Sabtu Malam dan Secangkir Kopi Maskulin



(Teman Sabtu Malamku)

Sabtu malam, aku menyukai sabtu malam. Entah sejak kapan. Aku mulai suka menyeduh kopi berwarna hitam yang mengebulkan asap tebal dan yummy aromanya sangat menggugah selera.

- Sabtu malam (ketika aku kecil), aku menyukai bersanding bersama pria paruh baya yang selalu kupeluk perutnya itu. Aku mulai menyukai sudut ruangan di rumahku yang sempat terabaikan selama beberapa tahun. Aku menyebutnya “our corner”. Iya, karena memang hanya ada aku dan pria itu.

- Sabtu malam, aku menyukai ide tentang mengitung bintang di atap rumahku. Dan beberapa elegi tentang senja yang sangat menarik. Bersama pria itu tentunya. Aku akan merajuk dan merengek minta tidur ketika malam mulai merangkul hingga ke ubun-ubun. Aku kecil sangat takut dengan gelap. Hahaha lucu sekali ketika mengingat anak sekecil diriku pada masa itu sudah menyukai aroma kopi yang terlalu maskulin.

- Sabtu malam (ketika aku beranjak dewasa), aku tetap menyukainya. Karena selama beberapa kali sabtu malam aku tidak perlu repot-repot menghabiskan uangku di tempat dugem atau di tempat makan dengan budget selangit selatan. Aku hanya perlu duduk manis, memegang secangkir kopi dan mulai bercerita. Antara dua hati yang saling terpaut dan enggan untuk saling menjauh. Walaupun, seringkali hidup yang mengatasnamakan kehidupan membuat manisnya menjadi sedikit getir.

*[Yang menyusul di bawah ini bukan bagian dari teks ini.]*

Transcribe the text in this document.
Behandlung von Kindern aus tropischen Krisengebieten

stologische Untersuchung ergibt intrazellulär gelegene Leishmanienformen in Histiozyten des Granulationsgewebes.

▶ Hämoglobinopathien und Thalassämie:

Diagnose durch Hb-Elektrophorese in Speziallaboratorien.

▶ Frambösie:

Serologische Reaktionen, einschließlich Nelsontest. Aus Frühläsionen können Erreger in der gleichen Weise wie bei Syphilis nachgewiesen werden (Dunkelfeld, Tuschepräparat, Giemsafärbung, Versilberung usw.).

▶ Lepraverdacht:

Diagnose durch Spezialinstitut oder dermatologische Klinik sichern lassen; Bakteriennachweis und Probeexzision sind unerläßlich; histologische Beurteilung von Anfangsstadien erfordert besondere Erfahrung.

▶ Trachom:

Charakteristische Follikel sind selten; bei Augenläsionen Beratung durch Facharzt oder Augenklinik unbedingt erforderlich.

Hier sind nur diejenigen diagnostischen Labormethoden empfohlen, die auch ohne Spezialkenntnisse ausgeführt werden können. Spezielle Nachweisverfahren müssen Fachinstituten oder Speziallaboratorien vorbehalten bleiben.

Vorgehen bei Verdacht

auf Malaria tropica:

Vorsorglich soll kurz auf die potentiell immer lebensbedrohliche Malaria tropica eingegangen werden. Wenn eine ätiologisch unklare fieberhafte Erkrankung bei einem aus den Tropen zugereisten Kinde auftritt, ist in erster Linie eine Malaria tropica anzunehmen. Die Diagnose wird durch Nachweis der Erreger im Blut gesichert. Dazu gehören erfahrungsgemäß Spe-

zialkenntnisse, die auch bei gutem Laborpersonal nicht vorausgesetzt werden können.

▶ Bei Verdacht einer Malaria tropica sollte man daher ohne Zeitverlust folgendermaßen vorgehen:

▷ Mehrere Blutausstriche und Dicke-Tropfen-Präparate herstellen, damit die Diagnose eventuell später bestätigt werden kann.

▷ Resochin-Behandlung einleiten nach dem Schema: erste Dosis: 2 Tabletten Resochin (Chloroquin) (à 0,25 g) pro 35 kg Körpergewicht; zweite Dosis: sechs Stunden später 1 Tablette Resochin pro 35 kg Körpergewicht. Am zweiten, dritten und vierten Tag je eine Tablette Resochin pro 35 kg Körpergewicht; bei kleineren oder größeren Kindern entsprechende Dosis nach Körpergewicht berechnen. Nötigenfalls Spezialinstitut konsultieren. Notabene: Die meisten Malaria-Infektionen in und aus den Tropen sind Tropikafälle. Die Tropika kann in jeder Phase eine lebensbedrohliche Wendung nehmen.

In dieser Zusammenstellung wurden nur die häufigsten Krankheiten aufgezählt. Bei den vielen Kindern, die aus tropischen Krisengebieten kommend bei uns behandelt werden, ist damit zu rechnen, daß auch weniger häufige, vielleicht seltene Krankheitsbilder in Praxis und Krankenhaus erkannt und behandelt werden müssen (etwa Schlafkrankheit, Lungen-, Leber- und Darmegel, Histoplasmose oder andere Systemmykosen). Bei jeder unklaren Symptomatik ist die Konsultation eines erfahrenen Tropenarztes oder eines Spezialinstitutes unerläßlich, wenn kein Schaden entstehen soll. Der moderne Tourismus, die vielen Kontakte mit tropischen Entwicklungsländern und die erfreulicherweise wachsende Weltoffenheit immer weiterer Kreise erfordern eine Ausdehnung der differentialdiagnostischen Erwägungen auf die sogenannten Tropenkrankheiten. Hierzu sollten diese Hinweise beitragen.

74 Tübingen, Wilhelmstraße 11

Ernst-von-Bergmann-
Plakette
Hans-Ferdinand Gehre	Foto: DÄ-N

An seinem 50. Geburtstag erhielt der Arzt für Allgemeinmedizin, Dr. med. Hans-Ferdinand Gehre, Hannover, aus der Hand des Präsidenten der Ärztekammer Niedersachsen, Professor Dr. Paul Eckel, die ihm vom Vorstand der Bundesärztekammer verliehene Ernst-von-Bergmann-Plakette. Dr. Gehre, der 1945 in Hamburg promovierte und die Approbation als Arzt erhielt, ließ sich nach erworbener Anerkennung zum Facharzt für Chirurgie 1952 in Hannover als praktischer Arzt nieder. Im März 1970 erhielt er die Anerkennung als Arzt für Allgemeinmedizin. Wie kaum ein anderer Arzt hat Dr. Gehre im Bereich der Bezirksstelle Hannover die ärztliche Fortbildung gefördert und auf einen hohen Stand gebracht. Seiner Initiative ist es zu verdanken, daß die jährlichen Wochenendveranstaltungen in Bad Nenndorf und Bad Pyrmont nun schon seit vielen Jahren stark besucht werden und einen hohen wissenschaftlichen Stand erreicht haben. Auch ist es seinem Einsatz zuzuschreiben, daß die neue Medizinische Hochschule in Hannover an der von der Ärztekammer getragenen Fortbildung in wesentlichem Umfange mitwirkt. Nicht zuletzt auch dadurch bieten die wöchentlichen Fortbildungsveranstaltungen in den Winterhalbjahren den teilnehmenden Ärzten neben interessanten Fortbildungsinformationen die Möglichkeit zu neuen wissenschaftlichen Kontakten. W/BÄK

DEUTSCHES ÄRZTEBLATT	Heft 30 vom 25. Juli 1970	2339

- Sabtu malam ini, aku melewatkannya tanpa pria itu. Tanpa cerita tentang sepotong bintang dan sejumput senja. Tanpa aroma kopi maskulin yang selalu menggugah dendrit di sarafku untuk lebih siaga. Tanpa perut buncit yang selalu aku mainkan dan kucubit gemas sebelum akhirnya gelitikan pria itu justru mendarat bertubi-tubi di perutku. 

- Sabtu malam ini, aku masih merindukannya. Masih merindukan bagaimana aku dan pria itu menggunakan baju yang sama dan aku akan menirukan gayanya dalam menyruput kopi hitamku. Aku merindukan gelak tawa pria itu ketika ia lupa lirik ketika menyanyikanku sebuah lagu anak-anak.

- Sabtu malam ini, aku merindukannya. Lagi, lagi, dan lagi. Aku tahu sabtu malam tidak pernah berjalan ke belakang. Tetapi aku yakin, sabtu malam selalu menghadirkan kesempatan baru untuk memulai cerita yang baru.